The landscape of human interactions has changed in the past 20 years, there is no question about it. Society is more widely connected than it ever has been before — Skype brings people from different continents face-to-face. Snapchat chronicles a person’s day 10 seconds at a time. Texting makes one instantly available at any hour of the day. The list goes on and on. These conveniences and information provided by technology and social media have revolutionized the way people communicate and interact. However, many people, especially those born after 1982 (i.e., millennials), relate to social media very differently than others.
A good deal of people have a fairly casual relationship with social media. They see it as an interesting and novel technology, facilitating news updates, allowing one to easily reconnect with old friends and showcasing interesting links to previously unknown parts of the Internet. While these people enjoy social media, it is not a necessity or a burden. They can unplug whenever they want and they do not allow it to interfere with their genuine in-the-flesh social interactions.
Millennials, in general, have a very different relationship with social media. Having grown up with it, social media is a normal part of their lives, as natural as television was for Gen X. Social media is the way millennials interact with each other. Yes, 20-somethings still meet for coffee, drive out for a day at the beach or go to a party, but it is very rare that their in-the-flesh social interactions are completely separated from social media.
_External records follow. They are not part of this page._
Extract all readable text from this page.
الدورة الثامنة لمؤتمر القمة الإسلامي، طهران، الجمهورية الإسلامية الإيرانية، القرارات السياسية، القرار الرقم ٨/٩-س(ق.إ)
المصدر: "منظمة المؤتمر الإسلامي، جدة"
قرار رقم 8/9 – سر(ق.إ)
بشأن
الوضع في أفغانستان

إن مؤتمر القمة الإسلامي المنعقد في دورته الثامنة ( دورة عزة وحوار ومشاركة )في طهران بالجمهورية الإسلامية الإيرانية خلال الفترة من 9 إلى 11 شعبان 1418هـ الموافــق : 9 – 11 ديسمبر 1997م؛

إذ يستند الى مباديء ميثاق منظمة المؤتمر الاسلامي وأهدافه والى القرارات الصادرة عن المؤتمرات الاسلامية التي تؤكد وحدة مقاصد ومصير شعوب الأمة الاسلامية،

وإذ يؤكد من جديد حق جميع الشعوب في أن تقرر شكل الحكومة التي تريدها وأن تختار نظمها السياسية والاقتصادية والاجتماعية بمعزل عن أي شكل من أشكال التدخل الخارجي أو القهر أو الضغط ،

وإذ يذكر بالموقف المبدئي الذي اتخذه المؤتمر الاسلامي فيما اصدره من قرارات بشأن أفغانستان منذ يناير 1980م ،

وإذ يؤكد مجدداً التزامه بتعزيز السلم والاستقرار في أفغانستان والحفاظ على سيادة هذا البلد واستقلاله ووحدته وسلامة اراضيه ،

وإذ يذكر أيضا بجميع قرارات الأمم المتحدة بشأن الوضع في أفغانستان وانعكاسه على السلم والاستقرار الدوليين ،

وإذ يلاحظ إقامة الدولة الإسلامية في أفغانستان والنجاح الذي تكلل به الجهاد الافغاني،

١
A get-together with friends is not legitimized until it is added to a Snapstory or posted on Facebook. A fabulous dinner out has no real significance until a picture of the entrée is put through a filter and the posted on Instagram. Even romance is ensnared by technology. How many times has it been asked if a relationship is “Facebook official”? This dedication to social media goes beyond mere compulsion; it is an obligation.
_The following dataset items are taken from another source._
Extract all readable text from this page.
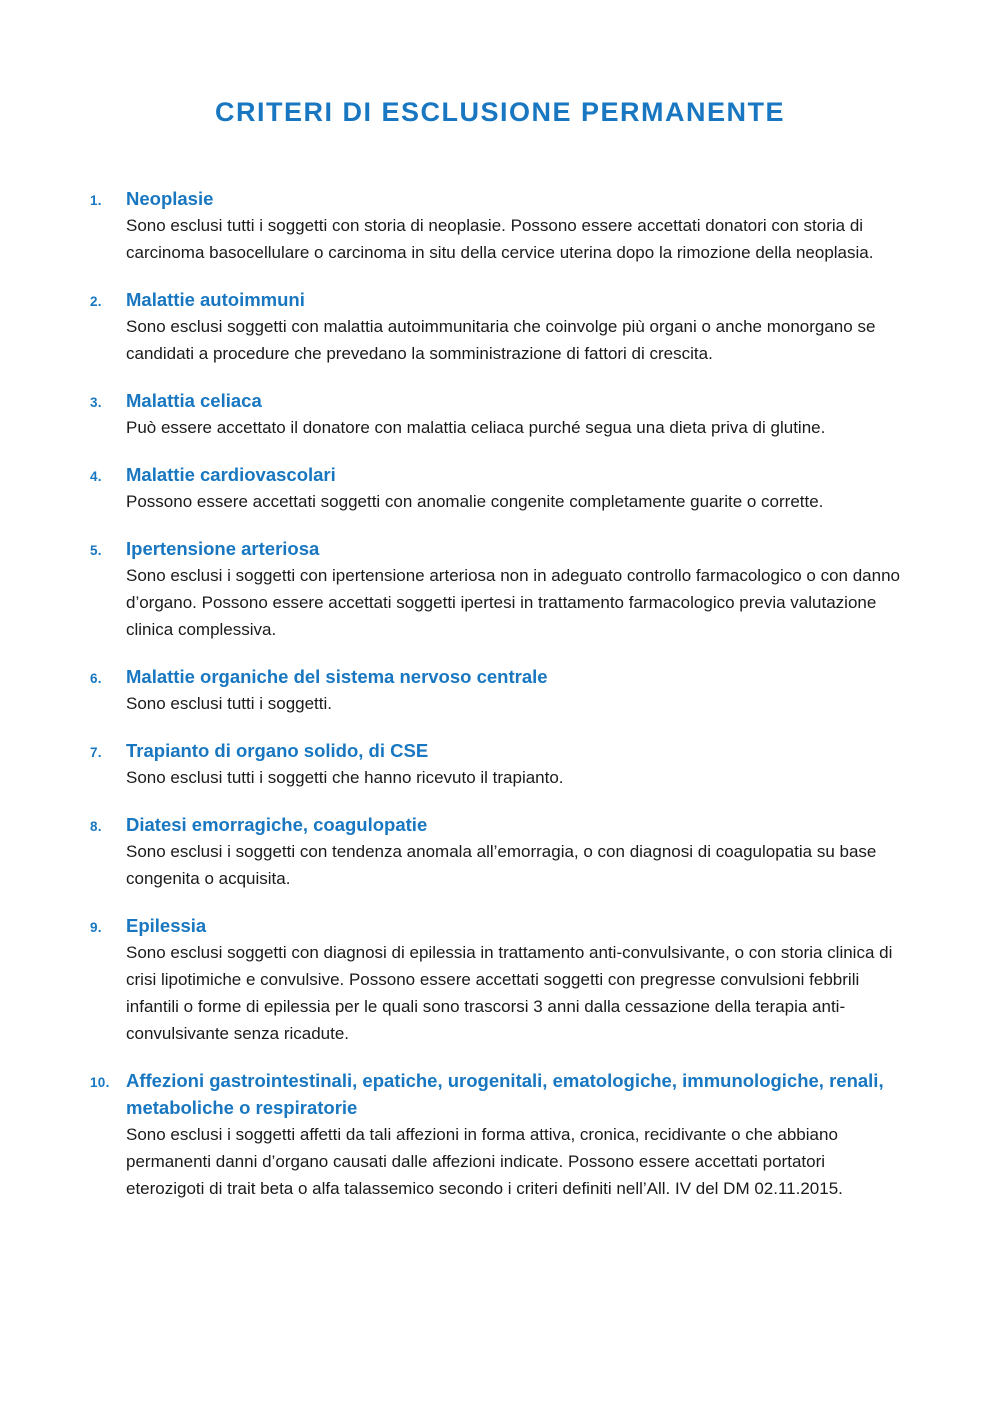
CRITERI DI ESCLUSIONE PERMANENTE
1.	Neoplasie

Sono esclusi tutti i soggetti con storia di neoplasie. Possono essere accettati donatori con storia di carcinoma basocellulare o carcinoma in situ della cervice uterina dopo la rimozione della neoplasia.

2.	Malattie autoimmuni

Sono esclusi soggetti con malattia autoimmunitaria che coinvolge più organi o anche monorgano se candidati a procedure che prevedano la somministrazione di fattori di crescita.

3.	Malattia celiaca

Può essere accettato il donatore con malattia celiaca purché segua una dieta priva di glutine.

4.	Malattie cardiovascolari

Possono essere accettati soggetti con anomalie congenite completamente guarite o corrette.

5.	Ipertensione arteriosa

Sono esclusi i soggetti con ipertensione arteriosa non in adeguato controllo farmacologico o con danno d’organo. Possono essere accettati soggetti ipertesi in trattamento farmacologico previa valutazione clinica complessiva.

6.	Malattie organiche del sistema nervoso centrale

Sono esclusi tutti i soggetti.

7.	Trapianto di organo solido, di CSE

Sono esclusi tutti i soggetti che hanno ricevuto il trapianto.

8.	Diatesi emorragiche, coagulopatie

Sono esclusi i soggetti con tendenza anomala all’emorragia, o con diagnosi di coagulopatia su base congenita o acquisita.

9.	Epilessia

Sono esclusi soggetti con diagnosi di epilessia in trattamento anti-convulsivante, o con storia clinica di crisi lipotimiche e convulsive. Possono essere accettati soggetti con pregresse convulsioni febbrili infantili o forme di epilessia per le quali sono trascorsi 3 anni dalla cessazione della terapia anti-convulsivante senza ricadute.

10. Affezioni gastrointestinali, epatiche, urogenitali, ematologiche, immunologiche, renali, metaboliche o respiratorie

Sono esclusi i soggetti affetti da tali affezioni in forma attiva, cronica, recidivante o che abbiano permanenti danni d’organo causati dalle affezioni indicate. Possono essere accettati portatori eterozigoti di trait beta o alfa talassemico secondo i criteri definiti nell’All. IV del DM 02.11.2015.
Gradually, sneakily, and unconsciously, it has been accepted as an undeniable truth by the millennials that social media is the definitive theatre of social interaction. Because of this, a person’s social circle has increased exponentially. Before, only one’s friends, family, and perhaps acquaintances, had any clear idea of his or her life. Now, anyone with Internet access can click twice and find someone’s Facebook profile. Experiences shared exclusively with friends and family have come to be considered almost private.
And here lies the root of the question for which this article is titled: Why do we hate to be alone? Humanity has evolved as social organisms; humans are hardwired to connect to other humans for both their own benefit and the benefit of society as a whole. Isolation from the social construct deprives both the individual and the community the opportunity to thrive. It is, in essence, this ancient instinct that motivates the 16-year-old girl to pick up her phone and add a third selfie to her Snapchat story. The social theatre has changed venue from a tribe wandering the savannah to an electronic web that has reached across the globe. Willful non-participation in this grand social web pins the individual against society. Notifying those closest to you about your day-to-day activities no longer seems to be enough. Interaction outside the web of social media offers no contribution to the larger extension of society.
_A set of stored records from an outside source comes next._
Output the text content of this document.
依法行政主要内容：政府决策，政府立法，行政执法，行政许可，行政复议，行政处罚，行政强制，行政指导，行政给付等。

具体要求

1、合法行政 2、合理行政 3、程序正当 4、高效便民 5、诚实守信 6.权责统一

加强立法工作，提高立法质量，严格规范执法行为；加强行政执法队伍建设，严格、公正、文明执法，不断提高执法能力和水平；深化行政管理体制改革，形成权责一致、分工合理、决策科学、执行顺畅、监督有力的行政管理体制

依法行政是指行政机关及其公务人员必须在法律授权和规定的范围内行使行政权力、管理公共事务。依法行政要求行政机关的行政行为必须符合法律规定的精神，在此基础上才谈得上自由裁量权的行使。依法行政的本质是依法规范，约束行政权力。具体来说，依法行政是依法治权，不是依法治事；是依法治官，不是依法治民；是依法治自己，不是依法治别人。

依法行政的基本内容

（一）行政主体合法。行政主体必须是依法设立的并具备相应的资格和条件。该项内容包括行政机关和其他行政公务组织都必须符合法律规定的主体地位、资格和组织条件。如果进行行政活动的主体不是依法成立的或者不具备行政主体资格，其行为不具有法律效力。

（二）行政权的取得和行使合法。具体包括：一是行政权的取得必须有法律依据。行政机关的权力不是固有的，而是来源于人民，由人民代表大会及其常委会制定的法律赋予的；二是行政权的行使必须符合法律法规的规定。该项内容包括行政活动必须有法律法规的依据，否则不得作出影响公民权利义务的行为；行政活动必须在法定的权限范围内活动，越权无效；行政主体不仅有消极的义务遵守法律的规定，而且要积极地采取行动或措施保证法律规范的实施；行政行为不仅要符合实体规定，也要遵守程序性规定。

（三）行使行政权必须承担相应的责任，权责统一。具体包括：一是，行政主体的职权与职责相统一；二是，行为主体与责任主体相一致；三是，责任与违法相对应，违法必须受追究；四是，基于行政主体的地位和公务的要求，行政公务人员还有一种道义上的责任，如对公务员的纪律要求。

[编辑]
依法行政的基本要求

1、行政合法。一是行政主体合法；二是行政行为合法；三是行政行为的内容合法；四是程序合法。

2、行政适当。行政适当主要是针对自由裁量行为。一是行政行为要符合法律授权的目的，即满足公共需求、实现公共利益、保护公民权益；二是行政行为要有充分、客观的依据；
Granted, the average person is not considering their impact on the rest of humanity when they upload a post. They simply wish to showcase themselves and to reflect their life in a positive way to others. Not posting something does not give the same satisfaction as getting fifty likes. A person is validated when others react to their experience. A like says, “Yes, this is significant to me.” In a way, it shows empathy, union and benevolence to the poster, qualities upon which society advances. Being ignored shows that whatever the poster is doing isn’t a significant contribution. The like has democratized social interactions, quantifying what is worthwhile and what is not.
Social media, for the moment at least, is the de facto stomping ground for human interaction. It underlines in a subtle way what human society has been developed for: connection, empathy and progress. Individuals contribute to produce something that is greater than the sum of its parts. Therefore, when one is removed from this media, the person is in no way a part of this societal progress. Society moves on while the lonely individual stays behind, trapped in a bubble. Is person to person interaction dead? Certainly not. But the millennials, the extroverted generation, have begun to form a marvelous social organism that has never been seen before. The world is connected in a way that it never has before, and one should think twice before they elect to remove themselves from it.